MEA-based operator group Ooredoo said it produced “satisfactory” results for the first quarter of 2014, noting that “while our markets and our opportunities continue to grow, competition also continues to intensify”.

Nasser Marafih (pictured), group CEO, said: “As we continue to invest in our broadband networks, Ooredoo is increasingly becoming a data-centric business which opens up a huge range of opportunity.

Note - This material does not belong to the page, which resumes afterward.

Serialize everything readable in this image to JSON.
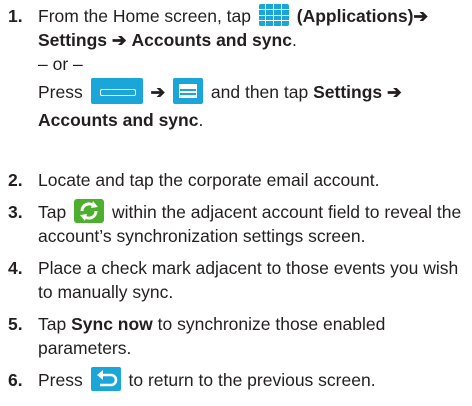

We are starting to see the results of our strategy with the positive performances of markets such as Qatar, Oman, and Algeria where we have invested in deepening and expanding our network capability with positive results.”

The company announced a 9.7 per cent increase in profit attributable to shareholders to QAR887 million ($243.67 million), on revenue down 3.4 per cent year-on-year to QAR8.1 billion.

It said that revenue decreased due to the “challenging operating environment and depreciation of the Indonesian Rupiah”, although this was partially offset by strong growth in data revenue.

On a geographic basis, it said that its results for Qatar, Oman and Algeria were “robust”, while the operating environment “remains tough with persistent price competition in Iraq, Kuwait and Indonesia”.

EBITDA fell by 8.5 per cent to QAR3.4 billion due to the “competitive challenges in our markets”, foreign exchange impact, and investment in its new network in Myanmar.

Net profit increased due to “positive foreign exchange trends in Indonesia during Q1 2014”.

Its customer base stood at 96.7 million at the end of the period, up 6.3 per cent from the end of Q1 2013.